2. Site Author: I have felt very strongly all along that this is not my story to tell, but his. He has been the sole author on the site. It's been very theraputic for my husband, plus it's given me a very valuable window into his thinking through the worst of treatment. Several times, I saw him post things that I knew weren't accurate...in the thick of treatment, he just didn't process what the docs were telling him. But for the caringbridge journal, I'm not sure how I would have known some things he mistakenly believed. We got in the habit of him writing his journal entry, then me checking for accuracy (not content or style) before he posted.
3. Giving others a chance to help: We had a dear friend who took on the task early on of being the go-to person for getting hundreds of folks emails processed so they had access to the site, something I could not have managed in the whirlwind that was dx and beginning tx.
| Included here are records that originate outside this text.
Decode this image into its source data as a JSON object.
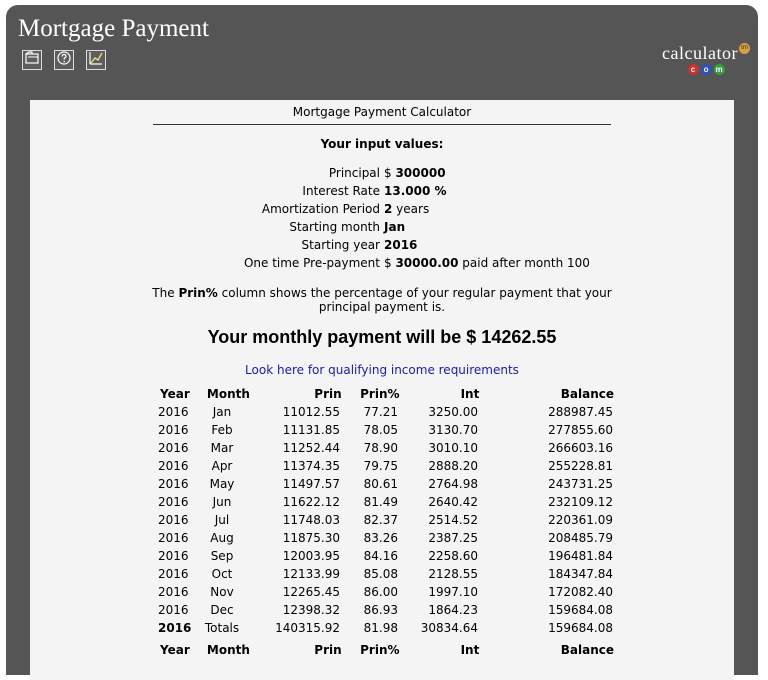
{
  "window": {
    "title": "Mortgage Payment",
    "toolbar": [
      {
        "name": "folder-icon"
      },
      {
        "name": "help-icon"
      },
      {
        "name": "chart-icon"
      }
    ],
    "logo": {
      "word": "calculator",
      "tm": "tm",
      "dots": [
        "c",
        "o",
        "m"
      ]
    }
  },
  "calculator": {
    "title": "Mortgage Payment Calculator",
    "inputs_heading": "Your input values:",
    "inputs": [
      {
        "label": "Principal",
        "prefix": "$ ",
        "value": "300000",
        "suffix": ""
      },
      {
        "label": "Interest Rate",
        "prefix": "",
        "value": "13.000 %",
        "suffix": ""
      },
      {
        "label": "Amortization Period",
        "prefix": "",
        "value": "2",
        "suffix": " years"
      },
      {
        "label": "Starting month",
        "prefix": "",
        "value": "Jan",
        "suffix": ""
      },
      {
        "label": "Starting year",
        "prefix": "",
        "value": "2016",
        "suffix": ""
      },
      {
        "label": "One time Pre-payment",
        "prefix": "$ ",
        "value": "30000.00",
        "suffix": " paid after month 100"
      }
    ],
    "note_before": "The ",
    "note_bold": "Prin%",
    "note_after": " column shows the percentage of your regular payment that your principal payment is.",
    "payment_text": "Your monthly payment will be $ 14262.55",
    "income_link": "Look here for qualifying income requirements"
  },
  "table": {
    "headers": {
      "year": "Year",
      "month": "Month",
      "prin": "Prin",
      "prin_pct": "Prin%",
      "int": "Int",
      "balance": "Balance"
    },
    "rows": [
      {
        "year": "2016",
        "month": "Jan",
        "prin": "11012.55",
        "prin_pct": "77.21",
        "int": "3250.00",
        "balance": "288987.45"
      },
      {
        "year": "2016",
        "month": "Feb",
        "prin": "11131.85",
        "prin_pct": "78.05",
        "int": "3130.70",
        "balance": "277855.60"
      },
      {
        "year": "2016",
        "month": "Mar",
        "prin": "11252.44",
        "prin_pct": "78.90",
        "int": "3010.10",
        "balance": "266603.16"
      },
      {
        "year": "2016",
        "month": "Apr",
        "prin": "11374.35",
        "prin_pct": "79.75",
        "int": "2888.20",
        "balance": "255228.81"
      },
      {
        "year": "2016",
        "month": "May",
        "prin": "11497.57",
        "prin_pct": "80.61",
        "int": "2764.98",
        "balance": "243731.25"
      },
      {
        "year": "2016",
        "month": "Jun",
        "prin": "11622.12",
        "prin_pct": "81.49",
        "int": "2640.42",
        "balance": "232109.12"
      },
      {
        "year": "2016",
        "month": "Jul",
        "prin": "11748.03",
        "prin_pct": "82.37",
        "int": "2514.52",
        "balance": "220361.09"
      },
      {
        "year": "2016",
        "month": "Aug",
        "prin": "11875.30",
        "prin_pct": "83.26",
        "int": "2387.25",
        "balance": "208485.79"
      },
      {
        "year": "2016",
        "month": "Sep",
        "prin": "12003.95",
        "prin_pct": "84.16",
        "int": "2258.60",
        "balance": "196481.84"
      },
      {
        "year": "2016",
        "month": "Oct",
        "prin": "12133.99",
        "prin_pct": "85.08",
        "int": "2128.55",
        "balance": "184347.84"
      },
      {
        "year": "2016",
        "month": "Nov",
        "prin": "12265.45",
        "prin_pct": "86.00",
        "int": "1997.10",
        "balance": "172082.40"
      },
      {
        "year": "2016",
        "month": "Dec",
        "prin": "12398.32",
        "prin_pct": "86.93",
        "int": "1864.23",
        "balance": "159684.08"
      }
    ],
    "total": {
      "year": "2016",
      "month": "Totals",
      "prin": "140315.92",
      "prin_pct": "81.98",
      "int": "30834.64",
      "balance": "159684.08"
    },
    "next_headers": {
      "year": "Year",
      "month": "Month",
      "prin": "Prin",
      "prin_pct": "Prin%",
      "int": "Int",
      "balance": "Balance"
    }
  }
}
Also, one of the great things about Caringbridge, there is a guestbook where loved ones can leave words of encouragement. Even now, 7 months into remission, we still get supportive messages from friends, means a lot to both of us. Our friends knew the last thing we wanted was every time we saw them to get "puppy dog eyes" and "how are you feeling". With the site, we feel the love, but still get to have normal conversations with our loved ones. For what it's worth, a number of our friends also wanted to do something, besides meals...it was easy for them to make a
donation to Caringbridge, in Vince's honor...to keep a good thing going. Also, there were several times we had acute needs (i.e. ride for a child), Caringbridge gave us a ready made network of folks who were tuned in, wanting to help...we were able to quickly reach out and access that help.
For us, through the worst, Caringbridge was a real lifeline...still is as issues come up.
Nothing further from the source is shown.